Published May 9, 2026
Some weeks the tech news cycle feels like a slot machine that paid out three cherries in a row. This is not one of those weeks.
The research brief came back thin — border policy debates, soccer viewership trends, a Baby Keem album update, and a Prime Video feature that feels about four years late. The one vaguely tech-adjacent story worth unpacking is a Chinese mobile game caught swapping out generative AI art… with different generative AI art.
Neverness to Everness and the art asset shuffle
Neverness to Everness, an open-world gacha game from Hotta Studios, shipped with what players quickly identified as GenAI billboard textures and environmental assets. The tell was the usual: oversmoothed surfaces, uncanny lighting, and compositions that feel algorithmically plausible but artistically dead.
Hotta promised to remove the offending art. This week they patched the game. The community noticed the new assets still carry GenAI fingerprints — just different ones. Same vibe, possibly different model or prompt set.
It's unclear whether this was an intentional choice (we have no in-house 2D team so we'll just keep using Midjourney) or whether the replacement pass happened so fast that QA didn't catch it. Either way, the optics are bad. Players who care about this stuff now assume the entire art pipeline is compromised, and players who don't care are left wondering why the studio bothered issuing a statement at all.

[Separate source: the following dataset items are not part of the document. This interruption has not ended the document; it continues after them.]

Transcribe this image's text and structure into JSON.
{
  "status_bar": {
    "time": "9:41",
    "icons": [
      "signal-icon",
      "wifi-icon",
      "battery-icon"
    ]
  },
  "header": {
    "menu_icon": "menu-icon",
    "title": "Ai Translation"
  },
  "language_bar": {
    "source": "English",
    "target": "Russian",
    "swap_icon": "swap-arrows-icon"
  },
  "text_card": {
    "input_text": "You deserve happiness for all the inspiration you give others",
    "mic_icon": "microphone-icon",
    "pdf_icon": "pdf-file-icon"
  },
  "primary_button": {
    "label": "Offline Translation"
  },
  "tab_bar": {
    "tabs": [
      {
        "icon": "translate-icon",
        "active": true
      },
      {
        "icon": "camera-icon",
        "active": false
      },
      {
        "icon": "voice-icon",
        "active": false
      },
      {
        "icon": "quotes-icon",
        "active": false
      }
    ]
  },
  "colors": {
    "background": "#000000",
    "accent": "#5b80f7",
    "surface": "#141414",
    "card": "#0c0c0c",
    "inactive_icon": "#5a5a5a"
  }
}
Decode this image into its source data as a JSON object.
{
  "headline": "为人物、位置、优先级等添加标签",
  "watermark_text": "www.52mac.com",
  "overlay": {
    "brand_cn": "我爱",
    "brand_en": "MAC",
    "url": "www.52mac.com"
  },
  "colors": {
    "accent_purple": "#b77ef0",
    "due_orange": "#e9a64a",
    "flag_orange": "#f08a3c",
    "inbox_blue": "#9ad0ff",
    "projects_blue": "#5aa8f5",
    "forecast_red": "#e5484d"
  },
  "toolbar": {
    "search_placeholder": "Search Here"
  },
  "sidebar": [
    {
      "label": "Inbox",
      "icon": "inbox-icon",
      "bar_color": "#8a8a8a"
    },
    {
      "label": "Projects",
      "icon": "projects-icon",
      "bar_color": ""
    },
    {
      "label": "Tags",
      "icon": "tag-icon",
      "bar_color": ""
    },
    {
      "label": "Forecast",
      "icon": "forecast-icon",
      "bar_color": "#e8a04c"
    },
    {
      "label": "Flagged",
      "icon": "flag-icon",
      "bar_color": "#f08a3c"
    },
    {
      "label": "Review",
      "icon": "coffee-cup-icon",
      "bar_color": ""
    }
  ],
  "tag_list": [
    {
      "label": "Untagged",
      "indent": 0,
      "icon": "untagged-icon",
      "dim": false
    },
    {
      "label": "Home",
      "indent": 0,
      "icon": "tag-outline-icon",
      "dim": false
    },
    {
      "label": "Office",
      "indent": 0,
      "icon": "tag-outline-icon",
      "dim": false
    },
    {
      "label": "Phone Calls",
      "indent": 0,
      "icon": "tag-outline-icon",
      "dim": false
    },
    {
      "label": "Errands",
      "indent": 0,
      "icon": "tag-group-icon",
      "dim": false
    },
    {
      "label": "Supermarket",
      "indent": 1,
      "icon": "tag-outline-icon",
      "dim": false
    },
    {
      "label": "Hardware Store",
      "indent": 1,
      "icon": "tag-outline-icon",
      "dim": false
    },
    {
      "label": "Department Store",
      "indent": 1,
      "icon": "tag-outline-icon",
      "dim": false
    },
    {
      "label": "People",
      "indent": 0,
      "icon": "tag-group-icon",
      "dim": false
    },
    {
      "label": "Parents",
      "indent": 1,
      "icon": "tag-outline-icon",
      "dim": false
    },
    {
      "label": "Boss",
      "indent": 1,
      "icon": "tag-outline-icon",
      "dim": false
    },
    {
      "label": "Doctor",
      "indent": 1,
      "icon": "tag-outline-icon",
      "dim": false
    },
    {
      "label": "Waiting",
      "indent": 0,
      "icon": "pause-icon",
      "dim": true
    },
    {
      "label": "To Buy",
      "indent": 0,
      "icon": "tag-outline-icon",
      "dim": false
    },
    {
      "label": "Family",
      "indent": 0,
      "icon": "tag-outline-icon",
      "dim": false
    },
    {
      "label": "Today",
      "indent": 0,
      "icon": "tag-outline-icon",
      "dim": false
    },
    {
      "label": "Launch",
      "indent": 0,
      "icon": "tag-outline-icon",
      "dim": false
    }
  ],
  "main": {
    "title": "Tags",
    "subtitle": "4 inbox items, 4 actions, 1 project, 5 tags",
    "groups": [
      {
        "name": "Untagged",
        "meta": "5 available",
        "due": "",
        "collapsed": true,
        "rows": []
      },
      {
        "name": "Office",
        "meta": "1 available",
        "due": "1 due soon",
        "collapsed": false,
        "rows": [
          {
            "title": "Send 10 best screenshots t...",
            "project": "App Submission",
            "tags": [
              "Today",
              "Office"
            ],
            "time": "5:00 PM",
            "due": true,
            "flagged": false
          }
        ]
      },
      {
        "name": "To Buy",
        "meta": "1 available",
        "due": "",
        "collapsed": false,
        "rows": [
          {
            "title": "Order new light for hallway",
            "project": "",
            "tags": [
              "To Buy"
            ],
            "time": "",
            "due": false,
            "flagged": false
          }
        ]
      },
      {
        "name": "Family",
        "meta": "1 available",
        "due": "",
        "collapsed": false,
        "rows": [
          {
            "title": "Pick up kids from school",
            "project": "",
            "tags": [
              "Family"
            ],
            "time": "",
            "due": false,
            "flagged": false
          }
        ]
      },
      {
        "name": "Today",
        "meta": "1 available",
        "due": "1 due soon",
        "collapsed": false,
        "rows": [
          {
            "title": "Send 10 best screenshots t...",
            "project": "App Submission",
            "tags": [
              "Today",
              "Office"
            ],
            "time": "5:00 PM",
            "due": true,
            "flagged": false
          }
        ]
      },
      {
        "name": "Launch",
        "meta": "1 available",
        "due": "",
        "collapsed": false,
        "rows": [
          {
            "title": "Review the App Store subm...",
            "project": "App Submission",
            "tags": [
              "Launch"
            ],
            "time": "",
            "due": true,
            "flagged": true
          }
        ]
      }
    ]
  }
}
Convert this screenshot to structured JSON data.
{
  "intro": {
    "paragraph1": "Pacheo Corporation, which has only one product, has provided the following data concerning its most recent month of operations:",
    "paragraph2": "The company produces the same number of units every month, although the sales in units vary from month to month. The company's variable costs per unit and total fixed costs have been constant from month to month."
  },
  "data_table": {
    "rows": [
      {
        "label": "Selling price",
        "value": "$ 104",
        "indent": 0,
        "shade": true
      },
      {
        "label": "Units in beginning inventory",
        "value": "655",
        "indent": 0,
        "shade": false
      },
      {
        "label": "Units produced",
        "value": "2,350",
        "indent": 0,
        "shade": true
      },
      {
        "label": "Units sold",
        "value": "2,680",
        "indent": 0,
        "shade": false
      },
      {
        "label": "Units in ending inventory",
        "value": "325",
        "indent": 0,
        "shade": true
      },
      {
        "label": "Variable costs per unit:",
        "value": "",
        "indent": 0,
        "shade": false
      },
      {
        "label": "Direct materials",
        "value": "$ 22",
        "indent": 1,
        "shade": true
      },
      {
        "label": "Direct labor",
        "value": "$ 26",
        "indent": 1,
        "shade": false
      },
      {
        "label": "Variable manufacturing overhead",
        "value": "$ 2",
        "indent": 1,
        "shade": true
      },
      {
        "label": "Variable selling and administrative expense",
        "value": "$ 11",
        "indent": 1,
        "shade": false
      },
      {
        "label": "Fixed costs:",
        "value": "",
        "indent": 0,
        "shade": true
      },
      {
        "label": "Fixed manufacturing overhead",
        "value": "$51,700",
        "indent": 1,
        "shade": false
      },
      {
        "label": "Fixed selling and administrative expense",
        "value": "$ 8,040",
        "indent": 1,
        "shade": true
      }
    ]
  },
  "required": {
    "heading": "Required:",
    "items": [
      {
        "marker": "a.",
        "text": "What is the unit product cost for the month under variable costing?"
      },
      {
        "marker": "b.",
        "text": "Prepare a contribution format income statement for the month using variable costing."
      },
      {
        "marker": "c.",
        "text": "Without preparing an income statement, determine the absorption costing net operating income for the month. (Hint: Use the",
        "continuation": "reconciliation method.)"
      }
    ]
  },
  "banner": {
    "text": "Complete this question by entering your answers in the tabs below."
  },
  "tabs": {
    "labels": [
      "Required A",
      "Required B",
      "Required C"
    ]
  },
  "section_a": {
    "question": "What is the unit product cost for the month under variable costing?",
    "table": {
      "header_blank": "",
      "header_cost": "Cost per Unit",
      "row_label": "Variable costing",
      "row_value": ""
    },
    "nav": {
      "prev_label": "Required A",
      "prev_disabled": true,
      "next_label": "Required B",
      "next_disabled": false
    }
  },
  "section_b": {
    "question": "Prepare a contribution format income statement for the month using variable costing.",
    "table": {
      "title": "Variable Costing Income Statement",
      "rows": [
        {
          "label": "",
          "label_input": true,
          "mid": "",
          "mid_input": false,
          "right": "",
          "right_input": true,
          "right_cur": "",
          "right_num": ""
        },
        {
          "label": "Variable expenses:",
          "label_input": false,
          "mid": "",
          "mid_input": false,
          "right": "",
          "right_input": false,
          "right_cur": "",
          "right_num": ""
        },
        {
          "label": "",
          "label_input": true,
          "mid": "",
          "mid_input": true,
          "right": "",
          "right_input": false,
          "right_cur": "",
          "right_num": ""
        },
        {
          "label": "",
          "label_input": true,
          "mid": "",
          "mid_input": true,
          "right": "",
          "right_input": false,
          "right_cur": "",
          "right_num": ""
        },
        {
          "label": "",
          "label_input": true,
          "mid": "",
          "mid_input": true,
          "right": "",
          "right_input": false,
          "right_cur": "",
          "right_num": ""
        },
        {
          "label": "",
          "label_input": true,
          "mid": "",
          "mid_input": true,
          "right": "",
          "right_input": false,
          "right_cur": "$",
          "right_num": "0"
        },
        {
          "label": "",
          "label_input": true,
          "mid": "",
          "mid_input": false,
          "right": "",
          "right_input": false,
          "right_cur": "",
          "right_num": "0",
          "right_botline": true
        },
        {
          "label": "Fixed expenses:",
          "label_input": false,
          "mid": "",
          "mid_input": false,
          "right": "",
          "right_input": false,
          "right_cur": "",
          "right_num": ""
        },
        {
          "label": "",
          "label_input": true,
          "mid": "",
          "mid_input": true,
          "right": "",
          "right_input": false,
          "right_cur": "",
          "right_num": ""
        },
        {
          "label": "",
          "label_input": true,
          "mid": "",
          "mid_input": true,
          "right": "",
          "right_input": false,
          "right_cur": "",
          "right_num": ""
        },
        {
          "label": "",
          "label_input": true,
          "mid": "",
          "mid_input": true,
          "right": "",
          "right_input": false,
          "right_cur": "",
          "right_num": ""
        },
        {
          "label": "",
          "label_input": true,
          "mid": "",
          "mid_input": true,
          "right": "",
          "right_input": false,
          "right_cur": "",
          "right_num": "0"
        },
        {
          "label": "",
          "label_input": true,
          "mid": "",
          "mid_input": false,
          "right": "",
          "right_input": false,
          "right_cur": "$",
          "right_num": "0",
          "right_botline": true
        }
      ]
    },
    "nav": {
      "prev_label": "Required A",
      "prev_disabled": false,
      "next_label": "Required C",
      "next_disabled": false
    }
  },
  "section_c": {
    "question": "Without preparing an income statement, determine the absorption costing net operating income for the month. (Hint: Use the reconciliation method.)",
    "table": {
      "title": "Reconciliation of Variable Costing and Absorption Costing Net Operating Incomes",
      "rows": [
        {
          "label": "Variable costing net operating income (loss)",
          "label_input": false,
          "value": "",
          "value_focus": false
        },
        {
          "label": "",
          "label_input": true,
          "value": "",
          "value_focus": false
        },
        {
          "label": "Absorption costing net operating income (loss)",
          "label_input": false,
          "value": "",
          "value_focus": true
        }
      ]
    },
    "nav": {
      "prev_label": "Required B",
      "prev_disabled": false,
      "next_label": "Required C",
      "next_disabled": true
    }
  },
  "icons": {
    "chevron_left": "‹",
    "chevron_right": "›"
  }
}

The broader lesson here: if your plan is to use generative assets in production, own it upfront or don't ship them at all. The "we'll quietly swap them out after launch" playbook does not work when your community is running every texture through reverse-image forensics within 48 hours.
Prime Video invents vertical video (in 2026)
Prime Video launched "Clips" this week — a TikTok-style vertical feed inside the iPhone app. Users can scroll through short-form video snippets pulled from the Prime catalog, tap to watch the full episode or movie, and presumably get funneled into whatever retention loop Amazon's product team has been A/B testing for the last six months.
This is not news. YouTube Shorts, Instagram Reels, Netflix's brief experiment with "Fast Laughs" — everyone has tried this. The format works when you have a back catalog worth clipping and a recommendation engine that doesn't surface the same three trailer snippets on loop.
Prime Video has the catalog. Whether they have the ranking model or the user behavior data to make Clips feel less like a random shuffle is an open question. The feature is rolling out now, so we'll find out in a few weeks whether anyone actually uses it or whether it joins the graveyard of streaming experiments nobody asked for.
What we're left with
The rest of the brief was noise: World Cup viewership is trending up ahead of June's tournament, border policy remains contested, and a handful of music industry updates that have nothing to do with software or hardware.
When the news is this thin, there's no point pretending otherwise. Some weeks are just slow. The funding announcements dry up, the product launches get pushed to next quarter, and the only drama left is whether a mobile game studio can figure out how to commission art without tripping over its own GenAI policy.